Chereads / SIRUP CINTA SAHABAT. / Chapter 3 - BAB 3. bakat yang tak ada makna...

Chapter 3 - BAB 3. bakat yang tak ada makna...

Imam POV...

Sebenarnya itu hanya alasan ku saja agar tak membantu David menyelesaikan bagiannya. Jujur saja aku sebenarnya tak menyukai sifat kenakalan David yang sekarang sudah hampir kelewat batas. Aku sadar, bahw diriku hanyalah anak angkat dalam keluarga ini. Umurku lebih tua lima bulan dari David, mungkin karena itu ia selalu saja bersikap keras kepala, selalu membantah, kasar, semaunya, yang sangat mengherankan ia selalu membantah ucapan mami, tapi ia selalu mengucap janji yang sama sekali tak pernah ia tepati. Sungguh anak durhaka sekali..

Sewaktu kecil kami sering membuat kenakalan, tapi itu dulu karena sekarang aku sadar bahwa aku hanya anak angkat. Aku harus lebih mengerti perasaan seorang ibu yang begitu menyangiku, merelakan semua demiku, dan bahkan ia tunjukkan kasih sayang tanpa ada rasa cemburu di antara aku dan David. Aku tak boleh membuat keluarga David kecewa setelah sudah menjadikan aku bagian dari keluarganya. Aku sedikit tahu diri.

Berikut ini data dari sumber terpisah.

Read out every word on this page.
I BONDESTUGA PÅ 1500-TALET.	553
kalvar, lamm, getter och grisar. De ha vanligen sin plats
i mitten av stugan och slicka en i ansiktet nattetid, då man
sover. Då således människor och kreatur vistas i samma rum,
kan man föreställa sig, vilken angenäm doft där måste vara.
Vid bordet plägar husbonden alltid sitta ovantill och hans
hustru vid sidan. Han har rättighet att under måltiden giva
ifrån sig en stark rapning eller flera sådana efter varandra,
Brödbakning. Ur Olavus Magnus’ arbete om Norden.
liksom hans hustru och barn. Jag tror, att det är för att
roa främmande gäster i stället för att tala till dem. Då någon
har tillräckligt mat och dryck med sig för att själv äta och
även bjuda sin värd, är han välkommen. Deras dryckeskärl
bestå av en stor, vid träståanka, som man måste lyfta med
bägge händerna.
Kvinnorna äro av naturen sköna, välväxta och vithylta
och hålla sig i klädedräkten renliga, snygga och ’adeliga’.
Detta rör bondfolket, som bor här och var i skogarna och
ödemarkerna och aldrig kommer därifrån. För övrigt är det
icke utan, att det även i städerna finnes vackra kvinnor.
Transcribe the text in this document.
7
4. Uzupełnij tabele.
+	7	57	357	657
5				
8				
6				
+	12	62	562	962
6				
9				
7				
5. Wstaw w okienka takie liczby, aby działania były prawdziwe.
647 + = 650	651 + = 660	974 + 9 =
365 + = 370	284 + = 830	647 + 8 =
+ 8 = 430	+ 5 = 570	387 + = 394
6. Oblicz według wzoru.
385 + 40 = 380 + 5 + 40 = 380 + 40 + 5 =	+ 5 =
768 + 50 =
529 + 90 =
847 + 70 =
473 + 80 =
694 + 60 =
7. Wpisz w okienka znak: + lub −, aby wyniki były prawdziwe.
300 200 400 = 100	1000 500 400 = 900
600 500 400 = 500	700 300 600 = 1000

Sekarang ini aku berjalan ke arah di mana kantin berada. Setelah sampai pantatku langsung memilih duduk di pojokan agar tak terlihat jelas oleh orang orang. Pikiran ku terus berputar di mana aku melihat anak remaja bermain bersama teman-temannya saat hujan kemarin. Seketika bayangan wajah yang samar-samar membuat hatiku merasa senang. Ada apa denganku?...

Suasana kantin yang sepi membuat ku sedikit lega. Aroma bakso yang enak tercium di hidungku seketika menggoda perut untuk segera di isi. Aku bergegas memesan bakso dan mengambil air minum dalam lemari es.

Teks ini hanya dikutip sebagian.